We did some work on an app that lets people fire baseballs over the internet.
It lives entirely within Amazon's AWS ecosystem, and we're building off that for a new project. The stack includes:
-Dedicated MongoDB and Redis servers
-three different groups of nodejs servers
-additionally, we're making use of Amazon's API for server configuration and autoscaling
The issue we're facing is that we haven't been able to simulate more than about 15000 concurrent users (websocket connections) per instance. We should be getting considerably more; we think 10s of thousands. The server CPU usage is only at 40%.
Any thoughts on how to scale a node.js app to enable it to have many more simultaneous connections to a single server?
Every tcp connection has a file descriptor open in file operating system. It is important to set the limit to a number above what you need.
For example, in ubuntu you can see this limit by commands:
$ulimit -a
$ulimit -n
To set this limit permanently in Ubuntu, you need to change the file /etc/security/limits.conf and add these lines with the number you want:
* soft nofile 100000
* hard nofile 100000
And then restart:
$sudo reboot
A websocket is a TCP connection, no? And how long do your customers keep your connections open for?

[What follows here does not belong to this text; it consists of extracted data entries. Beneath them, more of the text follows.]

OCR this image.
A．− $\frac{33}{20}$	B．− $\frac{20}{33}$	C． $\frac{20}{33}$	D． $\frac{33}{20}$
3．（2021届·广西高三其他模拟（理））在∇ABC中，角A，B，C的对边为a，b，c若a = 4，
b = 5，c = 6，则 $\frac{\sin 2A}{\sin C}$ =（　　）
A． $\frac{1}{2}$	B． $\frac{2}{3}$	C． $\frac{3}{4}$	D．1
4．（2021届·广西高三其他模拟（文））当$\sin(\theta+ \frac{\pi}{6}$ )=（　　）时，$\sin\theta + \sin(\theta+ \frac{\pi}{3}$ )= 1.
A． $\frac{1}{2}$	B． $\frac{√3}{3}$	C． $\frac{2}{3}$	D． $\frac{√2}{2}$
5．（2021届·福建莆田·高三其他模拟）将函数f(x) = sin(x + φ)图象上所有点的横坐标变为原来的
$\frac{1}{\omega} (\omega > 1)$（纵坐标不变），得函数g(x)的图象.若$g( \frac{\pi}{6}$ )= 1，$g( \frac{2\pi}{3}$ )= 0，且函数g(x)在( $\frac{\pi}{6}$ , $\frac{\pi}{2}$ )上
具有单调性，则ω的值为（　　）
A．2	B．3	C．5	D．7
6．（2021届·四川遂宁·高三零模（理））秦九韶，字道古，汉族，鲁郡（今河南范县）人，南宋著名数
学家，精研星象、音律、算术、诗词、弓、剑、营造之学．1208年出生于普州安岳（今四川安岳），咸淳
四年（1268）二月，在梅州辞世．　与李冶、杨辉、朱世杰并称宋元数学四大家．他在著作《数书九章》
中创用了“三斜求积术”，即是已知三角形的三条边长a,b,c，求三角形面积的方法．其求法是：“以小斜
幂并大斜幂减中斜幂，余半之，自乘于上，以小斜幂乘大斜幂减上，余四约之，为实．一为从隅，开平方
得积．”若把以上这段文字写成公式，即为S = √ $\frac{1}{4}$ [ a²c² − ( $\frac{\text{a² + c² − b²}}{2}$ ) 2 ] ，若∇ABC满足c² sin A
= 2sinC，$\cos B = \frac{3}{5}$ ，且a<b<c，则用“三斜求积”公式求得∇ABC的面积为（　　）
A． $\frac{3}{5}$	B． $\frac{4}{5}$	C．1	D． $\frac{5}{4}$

A server will have a limit on the number of open TCP connections you can have. Your operating system will also have a limit on the number of open file handles a process may have at any one time.
So:
- what is the TCP open socket limit on your server, and
- what is the open file handle limit on your server
?
I would assume your starting to hit some of the kernel's default limits on the tcp stack/file descriptors. Have you tried any system-level optimizations yet? If so, which?